Kyrgyzstan is dominated by the TIAN SHAN (primarily) and Pamir (in the south) mountain ranges. The vast majority of the country (roughly 75 percent) is continuously covered by snow and glaciers. Traversing the Tian Shan remains relatively difficult, as a summer trip from the northern capital of Bishkek to the southern second-largest city of Osh (a distance of 186 mi or 300 km) takes more than 10 hours by automobile. Kyrgyzstan is also home to numerous alpine lakes, the largest and deepest of which is Lake Issyk-Kul, located near the Kazakh border in the north. The lake reaches a depth of 2,300 ft (700 m); its clear, sky-blue water and health resorts make the lake a popular tourist destination. For a country its size, Kyrgyzstan has surprising climatic variability, ranging from polar to dry continental through the mountains, to temperate northern foothills, to subtropical in the southwest. Kyrgyzstan’s most valuable natural resource may be its gold deposits. The Kyrgyz republic was home to the Soviet Union’s largest gold mine (Makmal), which continues to be one of the largest proven gold reserves in the world.
Kyrgyzstan’s population is ethnically diverse, including Kyrgyz (64.9 percent), Uzbek (13.8 percent), Russian (12.5 percent), Dungan (1.1 percent), Ukrainian (1 percent), and Uygyr (1 percent) peoples. Population distribution is concentrated in the Fergana, Talas, and Chu valleys and is centered in the cities of Bishkek (the capital, 2004 population 866,300) and Osh (2004 population 229,700). Most citizens are adherents to the religion of Islam (75 percent), although a sizable minority of Russian Orthodox (20 percent) exists.
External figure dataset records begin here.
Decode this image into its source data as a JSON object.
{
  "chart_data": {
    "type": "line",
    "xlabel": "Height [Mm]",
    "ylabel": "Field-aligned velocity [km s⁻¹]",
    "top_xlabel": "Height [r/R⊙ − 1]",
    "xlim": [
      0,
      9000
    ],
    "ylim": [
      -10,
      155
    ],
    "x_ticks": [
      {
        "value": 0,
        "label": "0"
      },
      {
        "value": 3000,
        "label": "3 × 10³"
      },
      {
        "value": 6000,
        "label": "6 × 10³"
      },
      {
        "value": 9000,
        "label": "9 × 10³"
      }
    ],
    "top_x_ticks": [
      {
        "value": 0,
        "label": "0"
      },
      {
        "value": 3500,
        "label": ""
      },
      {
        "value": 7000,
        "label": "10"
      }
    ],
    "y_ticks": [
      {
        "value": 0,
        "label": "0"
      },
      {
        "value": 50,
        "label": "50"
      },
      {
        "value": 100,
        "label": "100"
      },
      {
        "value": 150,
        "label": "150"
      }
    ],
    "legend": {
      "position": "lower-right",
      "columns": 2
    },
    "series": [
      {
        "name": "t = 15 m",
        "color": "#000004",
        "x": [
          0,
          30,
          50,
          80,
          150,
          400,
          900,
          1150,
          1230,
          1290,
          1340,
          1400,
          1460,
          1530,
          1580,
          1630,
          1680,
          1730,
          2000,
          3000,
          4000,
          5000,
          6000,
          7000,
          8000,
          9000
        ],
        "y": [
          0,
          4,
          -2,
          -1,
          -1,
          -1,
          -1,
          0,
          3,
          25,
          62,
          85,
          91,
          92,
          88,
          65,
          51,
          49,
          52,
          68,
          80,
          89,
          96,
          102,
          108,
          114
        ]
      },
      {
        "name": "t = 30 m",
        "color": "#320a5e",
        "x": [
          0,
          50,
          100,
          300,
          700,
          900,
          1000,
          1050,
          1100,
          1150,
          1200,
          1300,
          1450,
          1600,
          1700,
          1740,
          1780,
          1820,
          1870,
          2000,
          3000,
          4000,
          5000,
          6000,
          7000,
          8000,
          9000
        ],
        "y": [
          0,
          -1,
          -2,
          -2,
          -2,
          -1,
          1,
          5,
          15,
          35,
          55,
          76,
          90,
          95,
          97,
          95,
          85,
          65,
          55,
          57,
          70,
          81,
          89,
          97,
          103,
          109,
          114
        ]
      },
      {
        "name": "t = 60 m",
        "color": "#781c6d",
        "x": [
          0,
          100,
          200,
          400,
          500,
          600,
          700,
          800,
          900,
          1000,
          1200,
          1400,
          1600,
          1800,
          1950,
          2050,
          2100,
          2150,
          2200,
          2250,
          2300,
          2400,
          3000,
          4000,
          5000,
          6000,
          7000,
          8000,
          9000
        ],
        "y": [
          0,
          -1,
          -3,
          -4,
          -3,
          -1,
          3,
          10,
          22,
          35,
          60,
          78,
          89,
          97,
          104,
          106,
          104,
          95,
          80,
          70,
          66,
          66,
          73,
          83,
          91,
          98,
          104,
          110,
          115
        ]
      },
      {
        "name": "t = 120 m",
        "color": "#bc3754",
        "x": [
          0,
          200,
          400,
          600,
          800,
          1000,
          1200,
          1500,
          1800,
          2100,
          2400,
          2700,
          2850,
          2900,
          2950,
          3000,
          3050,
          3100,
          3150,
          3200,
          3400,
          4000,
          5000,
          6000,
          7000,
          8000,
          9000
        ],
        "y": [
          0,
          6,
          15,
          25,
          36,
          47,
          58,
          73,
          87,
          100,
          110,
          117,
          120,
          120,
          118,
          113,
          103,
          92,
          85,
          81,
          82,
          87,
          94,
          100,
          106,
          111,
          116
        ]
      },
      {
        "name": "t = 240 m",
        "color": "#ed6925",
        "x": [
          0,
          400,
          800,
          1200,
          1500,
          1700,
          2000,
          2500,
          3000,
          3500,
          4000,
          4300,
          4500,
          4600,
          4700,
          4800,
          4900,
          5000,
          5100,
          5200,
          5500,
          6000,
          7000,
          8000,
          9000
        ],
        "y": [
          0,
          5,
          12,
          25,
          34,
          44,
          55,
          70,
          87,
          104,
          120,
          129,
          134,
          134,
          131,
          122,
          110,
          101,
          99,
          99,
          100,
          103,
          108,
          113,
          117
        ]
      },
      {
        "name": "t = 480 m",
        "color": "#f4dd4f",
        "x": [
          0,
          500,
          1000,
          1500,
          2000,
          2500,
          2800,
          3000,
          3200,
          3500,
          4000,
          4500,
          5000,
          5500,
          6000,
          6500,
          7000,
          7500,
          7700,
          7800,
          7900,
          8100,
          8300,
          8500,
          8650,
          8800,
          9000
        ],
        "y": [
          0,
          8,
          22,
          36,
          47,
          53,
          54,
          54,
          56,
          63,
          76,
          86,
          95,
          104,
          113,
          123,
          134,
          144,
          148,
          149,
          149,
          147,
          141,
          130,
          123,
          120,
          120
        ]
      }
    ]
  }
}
A secular state, Kyrgyzstan has two official languages, Kyrgyz and Russian.
Kyrgyzstan’s economy, like that of other poor countries, is dominated by the agricultural sector. A full 55 percent of the labor force is engaged in farming. Nomadic herders raise sheep (for both meat and wool), cattle, and yaks. Other agricultural products include cotton, tobacco, and a variety of vegetables. Industry, which accounts for just 15 percent of the labor force, is limited to gold, small machinery, textiles, and food processing. During its first decade of independence, Kyrgyzstan implemented more market-oriented economic reform but experienced slower economic growth than the other former Soviet republics of Central Asia.
Perhaps the most pressing geographical/political issue facing Kyrgyzstan is its complex western boundary with Uzbekistan and Tajikistan. Three large Tajik exclaves exist entirely within Kyrgyzstan’s borders, and a serious boundary dispute continues with Uzbekistan. Here, seemingly arbitrary boundaries fragment ethnic groups and unite dissimilar peoples. Kyrgyzstan’s relative location has also fostered a growing problem of illegal narcotics traffic. The country has become a corridor for the movement of opium and heroin produced in AFGHANISTAN and Tajikistan, bound for the European market. Combating terrorism represents an additional problem confronting Kyrgyzstan. Radical Islam has penetrated the country, and Osh is considered by many to be the Soviet Central Asian headquarters of Wahhabism.